Is it any wonder depression is so high and hides behind a smile when we live in a culture that ignores, misunderstands trauma and silences feelings? It silences struggles or feelings it deems unacceptable, yet are natural and need to be felt and processed. Suppressing them only hinders healing and causes more struggling. We’re in a culture obsessed with toxic positivity because it’s uncomfortable with the natural human experience of feelings. Examples are children being told not to cry, that “big boys don’t cry,” girls praised when smiling through the pain, children conditioned to believe not crying when they feel or are hurt is a badge of honor.
Working with children, I see this when they see a peer crying and, from a young age, announce they fell and didn’t cry. When adults tell children, “You’re OK! It’s nothing! Stop crying! That’s enough!” It is any wonder feelings we have learned are seen by others as scary and “wrong” get bottled up or expressed through maladaptive ways of self-soothing through self-harm or addictions and manifests in depression? After all, depress means to push down, and that’s exactly what the message is.
It is any wonder when we live in a world that isn’t meeting our needs? The need to be understood, to be seen, to be heard. The need to feel and be safe. How can depression not manifest with social inequalities? When poverty is an issue, long working hours exploit people, lack of housing and unaffordable houses, flats, etc. Racism, homophobia, transphobia, sexism, ableism and all other forms of oppression. It’s not enough to tell people to talk or reach out, we should be reaching out to one another.
Also, what’s the point in talking when many times others may silence us or dismiss, invalidate and minimize our experience and pain? When waiting lists for help are so long or we are not offered support if we are suicidal? When we fear being hospitalised and when this can increase greater distress if not met with the respect and support we deserve. When many still see those who are suicidal or attempt suicide or have lost lives to suicide as selfish, cowards, weak and “just mentally ill?”

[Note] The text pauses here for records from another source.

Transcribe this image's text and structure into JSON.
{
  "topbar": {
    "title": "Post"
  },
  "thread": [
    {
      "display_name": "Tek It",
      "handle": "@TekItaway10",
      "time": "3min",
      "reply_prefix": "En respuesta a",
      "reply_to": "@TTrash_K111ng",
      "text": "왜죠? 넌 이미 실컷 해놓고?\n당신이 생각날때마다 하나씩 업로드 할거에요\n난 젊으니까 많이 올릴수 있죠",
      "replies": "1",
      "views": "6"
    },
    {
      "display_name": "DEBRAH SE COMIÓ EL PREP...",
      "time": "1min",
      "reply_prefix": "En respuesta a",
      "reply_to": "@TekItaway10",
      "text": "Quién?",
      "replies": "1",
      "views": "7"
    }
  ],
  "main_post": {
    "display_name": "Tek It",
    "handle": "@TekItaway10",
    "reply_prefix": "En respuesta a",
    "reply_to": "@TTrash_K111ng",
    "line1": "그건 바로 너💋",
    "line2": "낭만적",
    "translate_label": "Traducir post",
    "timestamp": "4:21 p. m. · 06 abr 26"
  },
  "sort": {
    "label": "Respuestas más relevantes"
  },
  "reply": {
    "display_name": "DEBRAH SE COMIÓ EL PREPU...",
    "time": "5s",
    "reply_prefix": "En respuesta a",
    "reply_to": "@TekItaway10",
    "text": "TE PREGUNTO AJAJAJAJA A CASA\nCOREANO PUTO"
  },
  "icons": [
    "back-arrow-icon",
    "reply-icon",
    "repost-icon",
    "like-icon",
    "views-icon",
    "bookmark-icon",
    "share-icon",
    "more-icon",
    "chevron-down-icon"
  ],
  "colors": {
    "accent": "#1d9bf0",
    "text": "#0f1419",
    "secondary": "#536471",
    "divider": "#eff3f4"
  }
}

Natural responses to trauma and adversity labeled a disease rather than a dis-ease, depression is a wound and is emotional as much as biological. Our minds and bodies are not separate from one another. Our emotions are held in our bodies and emotional pain can manifest in many diseases or bodily ailments. It deserves attention not stigmatization. Even the way we see emotional pain is problematic, someone struggling is expected to look a certain way or else their pain is either missed or dismissed.
Of course, we are going to smile to hide the pain when that pain is negatively perceived or received. Of course, we can still be functional and we need to be to survive and pay the bills even. Of course, we are going to put on a mask, in fear of being judged, not seen as brave, feeling we must be incompetent instead of feeling normal because it’s normal to bleed if we get injured, even emotionally.
It’s OK not to be OK; this has nothing to do with our character. How can we not feel or become depressed when we cannot be our authentic selves, when society doesn’t accept us for who we are? It tells us we are worthy only on conditions of worth. We need to be a certain way, look, act a certain way, be perfect, be who society wants us to be to feel accepted and right and feel we belong, or else we are ostracized. When we live in a superficial and judgmental world.
What is really being done to prevent and support mental health? We need to kill the stigma that kills so many struggling with depresssion. We need to heal the traumatized world we live in. We need to create a safe and equal environment free from oppression, a world based on empathy and respect. A world where authenticity, individuality and diversity is embraced, a world that doesn’t silence emotions and understands all our emotions are messengers, part of our humanity, that we can learn to manage them, that we have a right to them and to process them. That struggling is part of being human and we need to feel free to express it, we need our pain acknowledged and heard.